By JAY STAPLETON
ORLANDO — For the first time since his trial began more than three weeks ago, the man accused of illegally selling millions of dollars worth of weight-loss drugs on the Internet argued to jurors Monday why he shouldn’t be found guilty.
Jude LaCour, 36, stressed in his closing argument that his business, Jive Network, based in Daytona Beach, was a marketing company. The law regarding online drug sales was never clear, he said.
“It was a gray area, but not illegal,” LaCour told the jury of 12, acting as his own attorney. “Maybe we were ahead of our time, but that’s not illegal.”
For more than three years, he said, his business that made $77 million did more than that. It connected people seeking to buy weight-loss drugs with doctors and pharmacists through online order forms.
“Obesity kills,” he said. “But we’re not prosecuting the food companies.”
Wearing the same blue jail jumpsuit, with a ripped sleeve, that he wore throughout the trial, LaCour said Jive Network did not hide its ownership structure, paid taxes, rent and attorneys.
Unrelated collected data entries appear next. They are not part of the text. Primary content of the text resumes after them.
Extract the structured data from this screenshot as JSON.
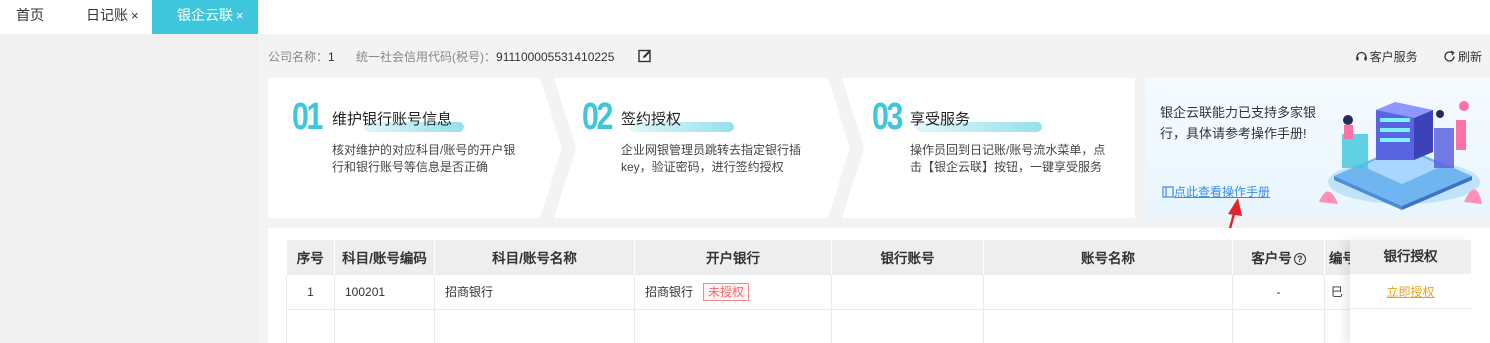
{
  "tabs": [
    {
      "label": "首页",
      "active": false,
      "closable": false
    },
    {
      "label": "日记账",
      "active": false,
      "closable": true
    },
    {
      "label": "银企云联",
      "active": true,
      "closable": true
    }
  ],
  "close_glyph": "×",
  "company": {
    "name_label": "公司名称：",
    "name_value": "1",
    "credit_label": "统一社会信用代码(税号)：",
    "credit_value": "911100005531410225"
  },
  "toplinks": {
    "service": "客户服务",
    "refresh": "刷新"
  },
  "steps": [
    {
      "num": "01",
      "title": "维护银行账号信息",
      "desc": "核对维护的对应科目/账号的开户银行和银行账号等信息是否正确"
    },
    {
      "num": "02",
      "title": "签约授权",
      "desc": "企业网银管理员跳转去指定银行插key，验证密码，进行签约授权"
    },
    {
      "num": "03",
      "title": "享受服务",
      "desc": "操作员回到日记账/账号流水菜单，点击【银企云联】按钮，一键享受服务"
    }
  ],
  "promo": {
    "text": "银企云联能力已支持多家银行，具体请参考操作手册!",
    "link": "点此查看操作手册"
  },
  "table": {
    "headers": [
      "序号",
      "科目/账号编码",
      "科目/账号名称",
      "开户银行",
      "银行账号",
      "账号名称",
      "客户号",
      "编号"
    ],
    "customer_help_glyph": "?",
    "rows": [
      {
        "index": "1",
        "code": "100201",
        "name": "招商银行",
        "bank": "招商银行",
        "status": "未授权",
        "account": "",
        "account_name": "",
        "customer_no": "-",
        "extra": "巳"
      }
    ],
    "auth_header": "银行授权",
    "auth_action": "立即授权"
  },
  "colors": {
    "accent": "#3ec6dc",
    "badge_red": "#f56c6c",
    "link_blue": "#3a8ee6",
    "action_orange": "#f0a020",
    "arrow_red": "#e8202a"
  }
}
“The government has not proven their case,” he said. “I don’t even think they have a case. The DEA doesn’t write laws; Congress does.”
Assistant U.S. Attorney Karen Gable compared Jive Network to back-alley drug selling, driven by greed. She reminded jurors in her closing argument that LaCour and his father, Jeffrey LaCour, had an agreement to distribute proceeds of the $77 million business.
“They were working together to distribute the profits from this organization,” she said, laying out how the younger LaCour gave a woman he married in Las Vegas money to open a bank account. “He was able to make it look like her money,” Gable said.
Gable argued that phentermine and other weight-loss drugs were sold online by Jive without valid prescriptions because doctors never saw the buyers face to face.
Attorneys for three doctors also on trial, however, argued the doctors were acting in the normal course of their practices.
“As you consider all of the evidence, we are asking that you return a verdict of guilty,” Gable said.
During his closing argument, LaCour accused the prosecutor of “twisting good things to make them look evil. He spoke of selective prosecution, his good-faith belief that what he was doing was legal, and insisted making money is not a crime.
“Do your back-alley drug pushers pay lawyers?” he said. “Do they pay taxes? Millions of dollars. Do they accept credit cards? No they do not.”
“Yes, we made a lot of money,” he said. “But we could have made more. Making money is not a crime, it’s the American dream. Don’t we all want to make money?”
Although he was prohibited by U.S. District Court Judge David D. Dowd Jr. from making the argument he believed what he was doing was legal, LaCour made that point as often as he could.
LaCour said lawyers represented the company, and him, from the beginning. He said the doctors were licensed professionals.
“We relied on these doctors or pharmacists that (customers) got their approval from,” he said. “Even lawyers, the DEA and $40 billion drug companies weren’t clear on the legality.”
“Lawyers represented Jive until the day it closed,” LaCour argued. “If lawyers thought it was illegal, they wouldn’t have taken its money.”
Judge Dowd interrupted, reminding LaCour that he had chosen not to testify and couldn’t start now. The closing argument was supposed to deal only with the evidence shown. “If you continue (with similar comments) I’m going to sit you down.”
The jury began deliberating about 3 p.m., and a verdict expected this week.
If convicted of conspiracy, money laundering and sale of controlled substances, LaCour could face more than 20 years in prison.